Open BoPeng opened 6 years ago
Motivations:
Efficient data exchange is critical for multi-language data analysis. "Data" here generally means "variables" in scripting languages, not "datasets" in particular format.
"Normal" scripting can benefit from a universal interface.
Workflows and other multi-language environments can benefit more from it.
Existing common-format mechanism is limited by heterogeneity of interface, types of supported data, and efficiency in handling special/large data types.
The goal is to provide
The no-goal of this project
I think our life will be much easier if do not aim to provide a persistent file format. That is to say, the generated file is meant to be temporarily and is not guaranteed to be readable by future versions of data exchanger.

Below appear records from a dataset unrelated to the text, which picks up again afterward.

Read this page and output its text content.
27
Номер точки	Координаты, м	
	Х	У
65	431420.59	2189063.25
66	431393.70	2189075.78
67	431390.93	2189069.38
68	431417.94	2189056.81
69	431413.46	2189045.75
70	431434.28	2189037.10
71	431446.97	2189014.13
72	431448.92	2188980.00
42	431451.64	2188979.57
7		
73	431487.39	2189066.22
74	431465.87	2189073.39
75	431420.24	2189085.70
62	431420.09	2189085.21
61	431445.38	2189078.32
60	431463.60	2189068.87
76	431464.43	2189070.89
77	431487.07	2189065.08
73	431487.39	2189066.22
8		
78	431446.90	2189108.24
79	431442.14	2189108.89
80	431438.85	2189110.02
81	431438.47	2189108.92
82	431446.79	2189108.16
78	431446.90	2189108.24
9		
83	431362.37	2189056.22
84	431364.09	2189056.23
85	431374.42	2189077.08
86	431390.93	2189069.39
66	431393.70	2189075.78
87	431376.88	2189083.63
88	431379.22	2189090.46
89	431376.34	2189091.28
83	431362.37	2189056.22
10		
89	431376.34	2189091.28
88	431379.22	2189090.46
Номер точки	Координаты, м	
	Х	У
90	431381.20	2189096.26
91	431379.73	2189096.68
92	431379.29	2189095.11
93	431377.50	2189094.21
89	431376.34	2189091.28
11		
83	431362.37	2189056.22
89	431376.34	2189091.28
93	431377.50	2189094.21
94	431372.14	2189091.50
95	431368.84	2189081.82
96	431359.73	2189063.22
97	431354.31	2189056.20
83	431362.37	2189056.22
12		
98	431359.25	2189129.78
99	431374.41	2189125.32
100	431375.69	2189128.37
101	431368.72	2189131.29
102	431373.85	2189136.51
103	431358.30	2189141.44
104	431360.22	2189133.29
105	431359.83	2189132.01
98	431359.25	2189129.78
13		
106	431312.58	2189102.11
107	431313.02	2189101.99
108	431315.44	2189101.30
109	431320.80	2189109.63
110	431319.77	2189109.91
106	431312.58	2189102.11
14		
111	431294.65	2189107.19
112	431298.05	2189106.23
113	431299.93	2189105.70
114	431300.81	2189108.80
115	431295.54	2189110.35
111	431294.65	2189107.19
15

But there will always be interface to load it for all languages, right? I guess when the project gets mature and compatibility no longer an issue, then it's good enough to provide such interfaces.
I think our life will be much easier if do not aim to provide a persistent file format.
sounds like you've got concrete ideas of what is going to be the first version of storage format?
No, but I believe even the base format will be changed very frequently at least before the project matures, even then addition of one-to-one data exchange will be incompatible. Keep backward compatibility will be very costly and it might be easier to state from the beginning we are aiming at more or less interactive use.
Separate from vatlab/sos#952 , this ticket keeps discussion on some thoughts on SoS Data Exchanger. The general idea is to use a neutral interface for all languages, with implementation details broken down to various functions that can be added incrementally in time. This is different design from using some intermediate common file formats, say JSON or HDF5, where there will be loss of information and performance issues.